The first time I saw him in his incubator through a window in the hallway, my
knees buckled. I wailed. Not before or since that day have I ever wept so
violently – not even when we left the hospital and went home to our other
children, then ages 4 and 2, without their brother.

Yet, somehow, for minute one I believed he’d be OK.

Why? It’s silly, really. I’d been in the hospital for eight days trying to hold on until the 26th week, the point where outcomes for micropreemies are much better, when labor had to be induced.  The names we’d chosen - Jack or Sam - suddenly seemed completely wrong. Between contractions, we searched the alphabet to find a fitting name for a baby boy who may not live.  By ‘L’ we still had no picks.

Then we remembered: Our oldest child Joseph had begged us a month earlier to call the baby Luke Skywalker.

“What if it’s a girl?” we’d asked.

“Luke Skywalker,” He’d replied. “For the greatest Jedi warrior of all time.”
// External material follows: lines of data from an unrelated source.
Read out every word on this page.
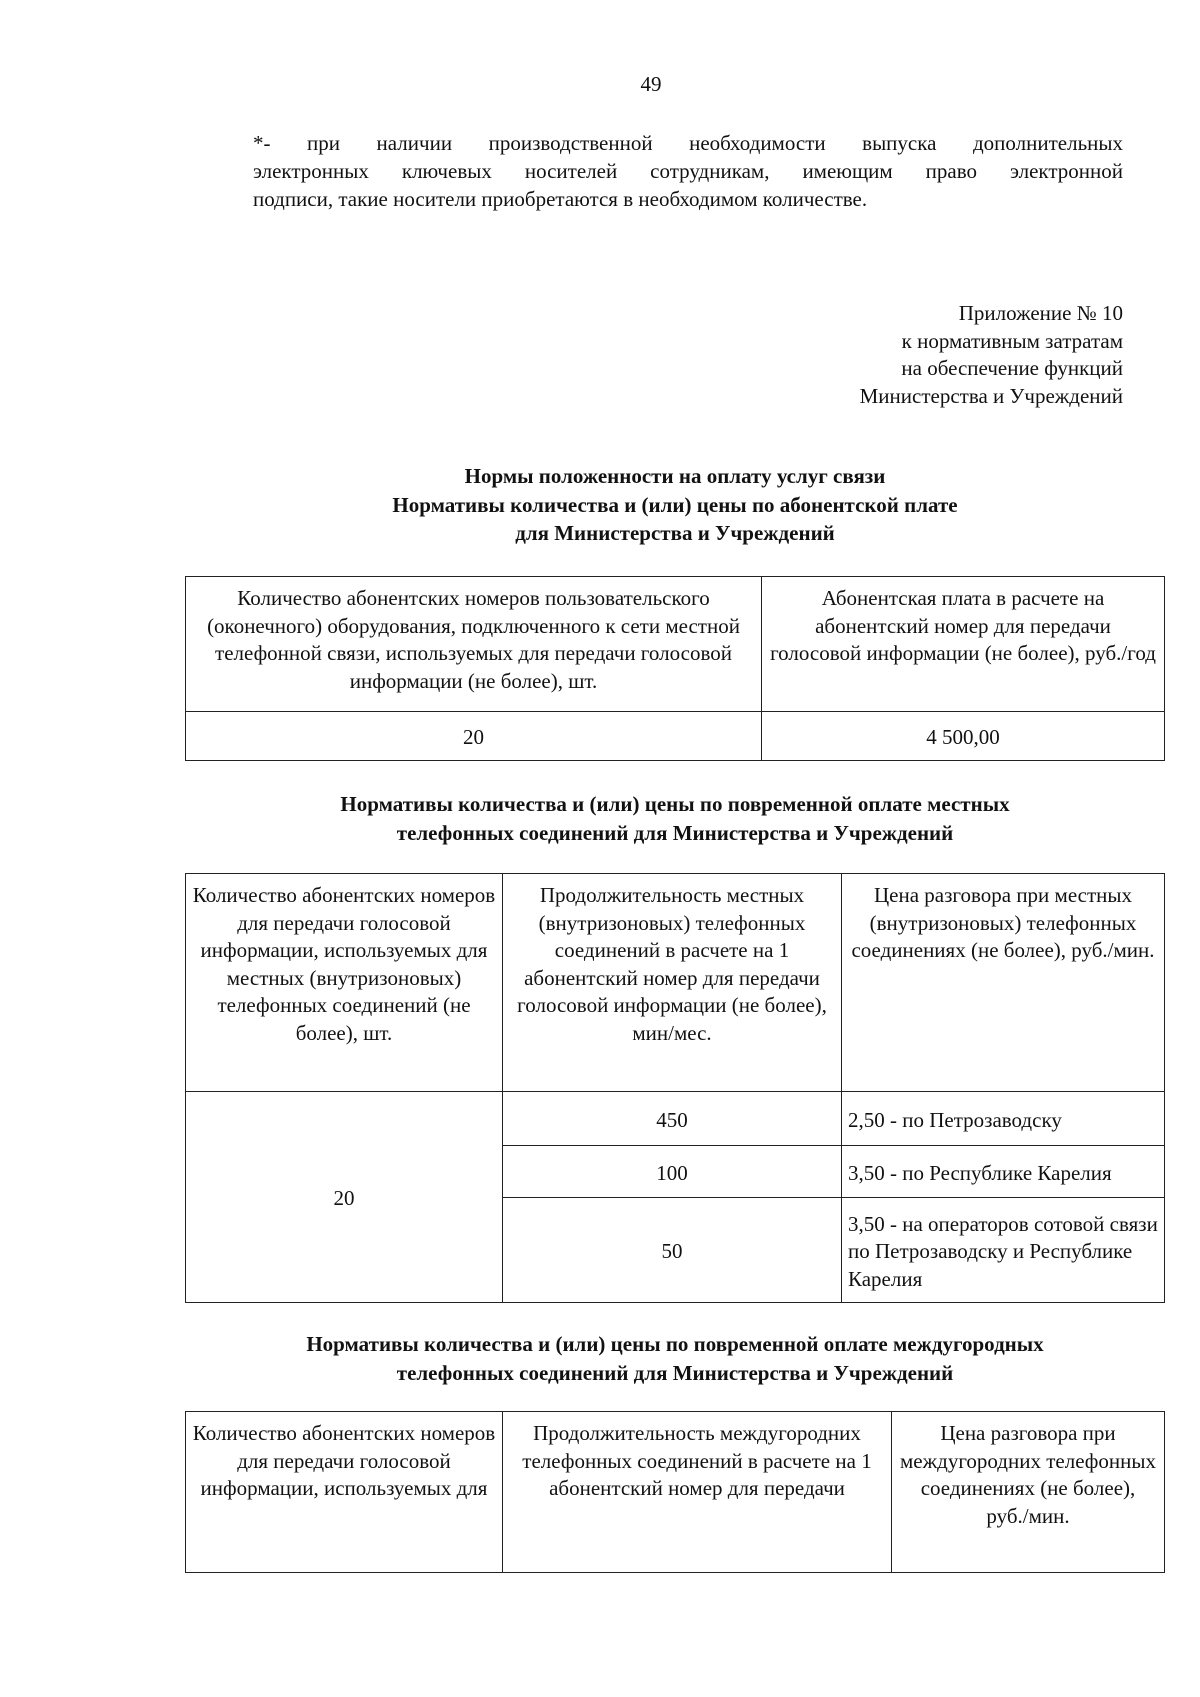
49
*- при наличии производственной необходимости выпуска дополнительных
электронных ключевых носителей сотрудникам, имеющим право электронной
подписи, такие носители приобретаются в необходимом количестве.
Приложение № 10
к нормативным затратам
на обеспечение функций
Министерства и Учреждений
Нормы положенности на оплату услуг связи
Нормативы количества и (или) цены по абонентской плате
для Министерства и Учреждений
Количество абонентских номеров пользовательского (оконечного) оборудования, подключенного к сети местной телефонной связи, используемых для передачи голосовой информации (не более), шт.	Абонентская плата в расчете на абонентский номер для передачи голосовой информации (не более), руб./год
20	4 500,00
Нормативы количества и (или) цены по повременной оплате местных
телефонных соединений для Министерства и Учреждений
Количество абонентских номеров для передачи голосовой информации, используемых для местных (внутризоновых) телефонных соединений (не более), шт.	Продолжительность местных (внутризоновых) телефонных соединений в расчете на 1 абонентский номер для передачи голосовой информации (не более), мин/мес.	Цена разговора при местных (внутризоновых) телефонных соединениях (не более), руб./мин.
20	450	2,50 - по Петрозаводску
	100	3,50 - по Республике Карелия
	50	3,50 - на операторов сотовой связи по Петрозаводску и Республике Карелия
Нормативы количества и (или) цены по повременной оплате междугородных
телефонных соединений для Министерства и Учреждений
Количество абонентских номеров для передачи голосовой информации, используемых для	Продолжительность междугородних телефонных соединений в расчете на 1 абонентский номер для передачи	Цена разговора при междугородних телефонных соединениях (не более), руб./мин.
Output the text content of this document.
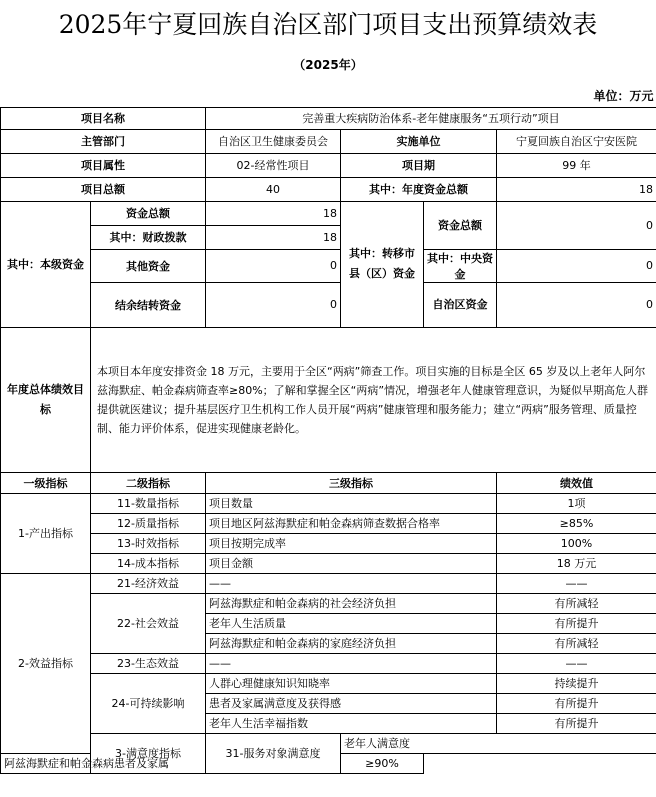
2025年宁夏回族自治区部门项目支出预算绩效表
（2025年）
单位：万元						
项目名称		完善重大疾病防治体系-老年健康服务“五项行动”项目				
主管部门		自治区卫生健康委员会	实施单位		宁夏回族自治区宁安医院	
项目属性		02-经常性项目	项目期		99 年	
项目总额		40	其中：年度资金总额		18	
其中：本级资金	资金总额	18	其中：转移市县（区）资金	资金总额	0	
	其中：财政拨款	18				
	其他资金	0		其中：中央资金	0	
	结余结转资金	0		自治区资金	0	
年度总体绩效目标	本项目本年度安排资金 18 万元，主要用于全区“两病”筛查工作。项目实施的目标是全区 65 岁及以上老年人阿尔兹海默症、帕金森病筛查率≥80%；了解和掌握全区“两病”情况，增强老年人健康管理意识，为疑似早期高危人群提供就医建议；提升基层医疗卫生机构工作人员开展“两病”健康管理和服务能力；建立“两病”服务管理、质量控制、能力评价体系，促进实现健康老龄化。					
一级指标	二级指标	三级指标			绩效值	
1-产出指标	11-数量指标	项目数量			1项	
	12-质量指标	项目地区阿兹海默症和帕金森病筛查数据合格率			≥85%	
	13-时效指标	项目按期完成率			100%	
	14-成本指标	项目金额			18 万元	
2-效益指标	21-经济效益	——			——	
	22-社会效益	阿兹海默症和帕金森病的社会经济负担			有所减轻	
		老年人生活质量			有所提升	
		阿兹海默症和帕金森病的家庭经济负担			有所减轻	
	23-生态效益	——			——	
	24-可持续影响	人群心理健康知识知晓率			持续提升	
		患者及家属满意度及获得感			有所提升	
		老年人生活幸福指数			有所提升	
	3-满意度指标	31-服务对象满意度	老年人满意度	
阿兹海默症和帕金森病患者及家属			≥90%			
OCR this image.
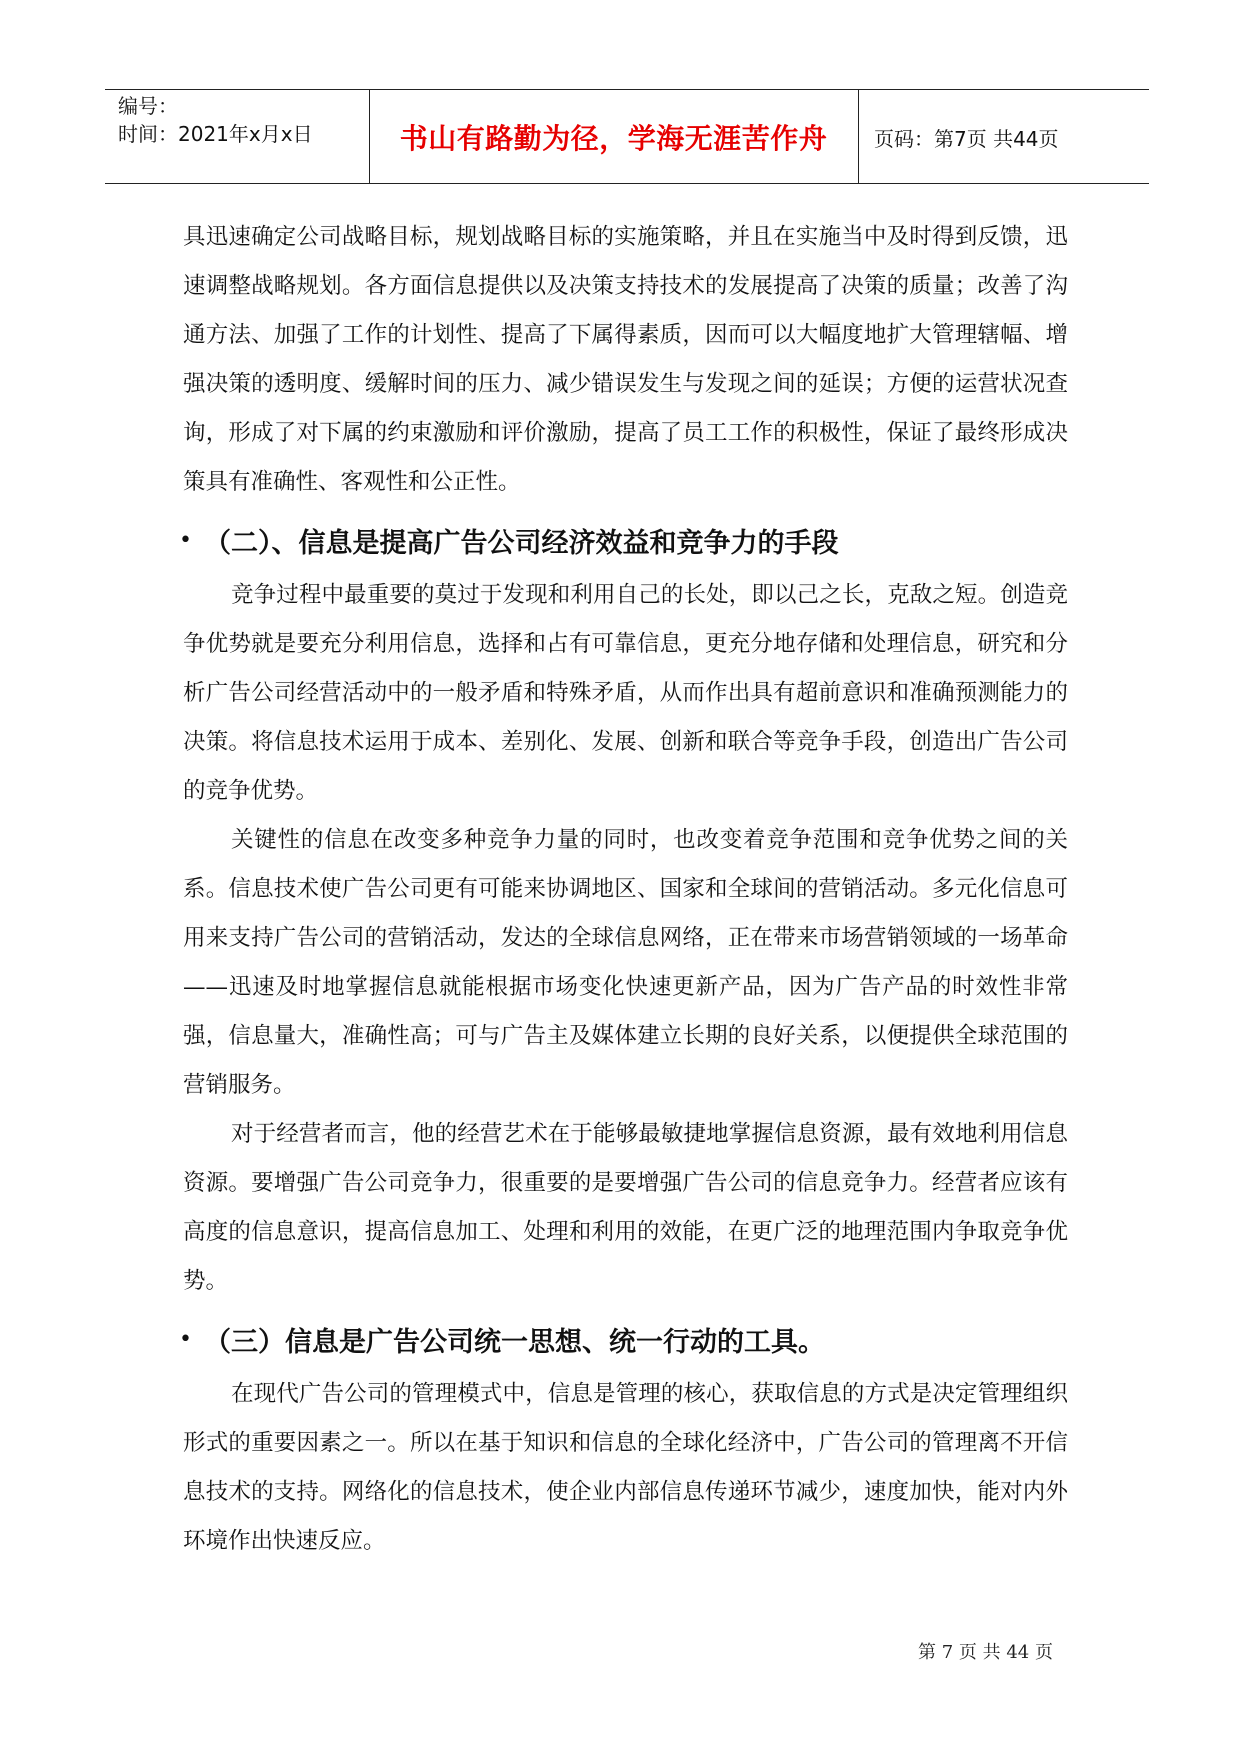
编号：
时间：2021年x月x日	书山有路勤为径，学海无涯苦作舟	页码：第7页 共44页

具迅速确定公司战略目标，规划战略目标的实施策略，并且在实施当中及时得到反馈，迅速调整战略规划。各方面信息提供以及决策支持技术的发展提高了决策的质量；改善了沟通方法、加强了工作的计划性、提高了下属得素质，因而可以大幅度地扩大管理辖幅、增强决策的透明度、缓解时间的压力、减少错误发生与发现之间的延误；方便的运营状况查询，形成了对下属的约束激励和评价激励，提高了员工工作的积极性，保证了最终形成决策具有准确性、客观性和公正性。

• （二）、信息是提高广告公司经济效益和竞争力的手段

竞争过程中最重要的莫过于发现和利用自己的长处，即以己之长，克敌之短。创造竞争优势就是要充分利用信息，选择和占有可靠信息，更充分地存储和处理信息，研究和分析广告公司经营活动中的一般矛盾和特殊矛盾，从而作出具有超前意识和准确预测能力的决策。将信息技术运用于成本、差别化、发展、创新和联合等竞争手段，创造出广告公司的竞争优势。

关键性的信息在改变多种竞争力量的同时，也改变着竞争范围和竞争优势之间的关系。信息技术使广告公司更有可能来协调地区、国家和全球间的营销活动。多元化信息可用来支持广告公司的营销活动，发达的全球信息网络，正在带来市场营销领域的一场革命——迅速及时地掌握信息就能根据市场变化快速更新产品，因为广告产品的时效性非常强，信息量大，准确性高；可与广告主及媒体建立长期的良好关系，以便提供全球范围的营销服务。

对于经营者而言，他的经营艺术在于能够最敏捷地掌握信息资源，最有效地利用信息资源。要增强广告公司竞争力，很重要的是要增强广告公司的信息竞争力。经营者应该有高度的信息意识，提高信息加工、处理和利用的效能，在更广泛的地理范围内争取竞争优势。

• （三）信息是广告公司统一思想、统一行动的工具。

在现代广告公司的管理模式中，信息是管理的核心，获取信息的方式是决定管理组织形式的重要因素之一。所以在基于知识和信息的全球化经济中，广告公司的管理离不开信息技术的支持。网络化的信息技术，使企业内部信息传递环节减少，速度加快，能对内外环境作出快速反应。

第 7 页 共 44 页
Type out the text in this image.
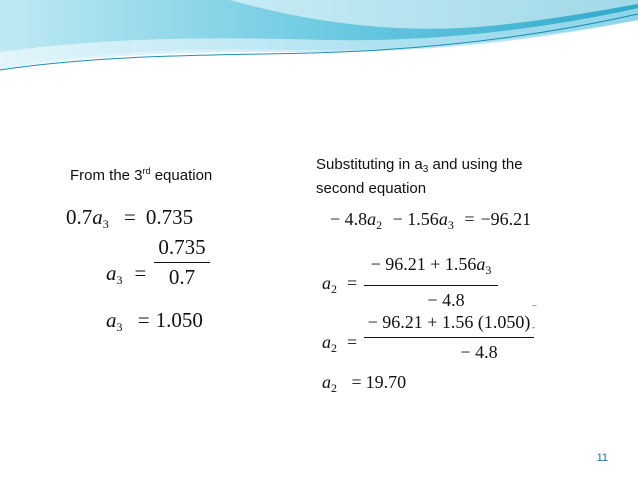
From the 3rd equation
$0.7a_3 = 0.735$
$a_3$ =
0.735
0.7
$a_3 = 1.050$
Substituting in $a_3$ and using the
second equation
− $4.8a_2 - 1.56a_3 = -96.21$
$a_2$ =
− $96.21 + 1.56a_3$
− 4.8
$a_2$ =
− 96.21 + 1.56 (1.050)
− 4.8
–
-
$a_2 = 19.70$
11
There, in the delivery room, we decided our baby would be Lucas, also known as Lucky. We figured he’d need all the good fortune he could get and all the strength of a Jedi.

We were lucky. Our Lucky thrived. 

In my heart I suppose I know the circumstances of his birth 11 years ago were
random, same as I know my dad’s death and my cancer are also arbitrary. It’s
life, not luck.

Even so, I phoned my mother last week and said, “I’ve grown VERY attached to your necklace. It’ll feel strange to give it back.” Hint, hint.

Lucky for me, my mother takes care of me. She said, “I want you to keep it.”